- Location: Skamania County, Washington, United States
- Nearest city: North Bonneville, Washington
- Coordinates: 45°37′48″N 122°00′01″W﻿ / ﻿45.6301°N 122.0003°W
- Area: 329.38 acres (133.30 ha)
- Established: 1983; 43 years ago
- Governing body: U.S. Fish and Wildlife Service
- Website: Pierce National Wildlife Refuge

= Pierce National Wildlife Refuge =

Wildlife refuge in Washington, United States

The Pierce National Wildlife Refuge is in southwest Washington within the Columbia River Gorge National Scenic Area. It encompasses wetlands and uplands along the north shore of the Columbia River west of the town of North Bonneville. Refuge habitats include wetlands, Columbia River riparian corridor blocks, transitional woodlands from willows to cottonwood/ash to white oak to Douglas fir, improved pastures with some native grasses, and numerous creeks, seeps, and springs.
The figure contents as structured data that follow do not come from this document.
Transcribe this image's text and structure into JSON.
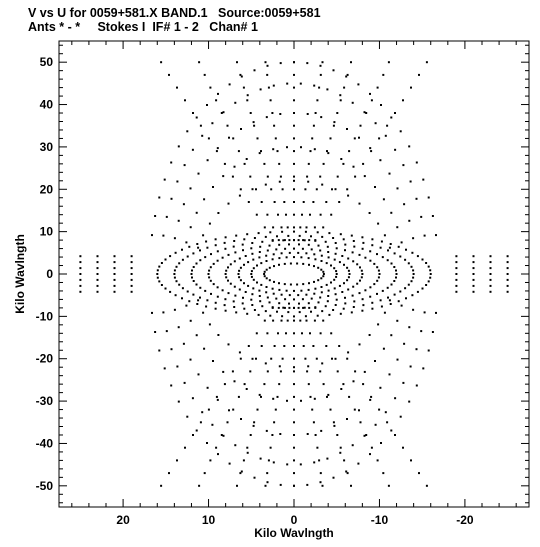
{
  "header": {
    "line1": "V vs U for 0059+581.X BAND.1   Source:0059+581",
    "line2": "Ants * - *     Stokes I  IF# 1 - 2   Chan# 1"
  },
  "chart_data": {
    "type": "scatter",
    "xlabel": "Kilo Wavlngth",
    "ylabel": "Kilo Wavlngth",
    "xlim": [
      27.5,
      -27.5
    ],
    "ylim": [
      -55,
      55
    ],
    "x_ticks": [
      20,
      10,
      0,
      -10,
      -20
    ],
    "y_ticks": [
      50,
      40,
      30,
      20,
      10,
      0,
      -10,
      -20,
      -30,
      -40,
      -50
    ],
    "grid": false,
    "marker_color": "#000000",
    "pattern": {
      "description": "uv-coverage of symmetric elliptical tracks",
      "inner_tracks": [
        {
          "a": 3.5,
          "b": 2.5
        },
        {
          "a": 5,
          "b": 4
        },
        {
          "a": 6.5,
          "b": 5
        },
        {
          "a": 8,
          "b": 6
        },
        {
          "a": 10,
          "b": 7
        },
        {
          "a": 12,
          "b": 8
        },
        {
          "a": 14,
          "b": 9
        },
        {
          "a": 16,
          "b": 10
        }
      ],
      "outer_tracks": [
        {
          "a": 18,
          "b": 22
        },
        {
          "a": 20,
          "b": 30
        },
        {
          "a": 22,
          "b": 38
        },
        {
          "a": 24,
          "b": 45
        },
        {
          "a": 26,
          "b": 50
        }
      ]
    }
  }
}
Hardy Creek, which bisects the refuge from east to west, supports one of the last remaining runs of chum salmon on the Columbia River. The creek also supports small remnant runs of coho salmon, steelhead, and Chinook salmon as well as a variety of native species of freshwater fish. The refuge headquarters also serves as the main office for Steigerwald Lake and Franz Lake National Wildlife Refuges. Visitor opportunities are limited to arranged group tours and viewing from the summit of Beacon Rock and the Hamilton Mountain Trail (both located in Beacon Rock State Park).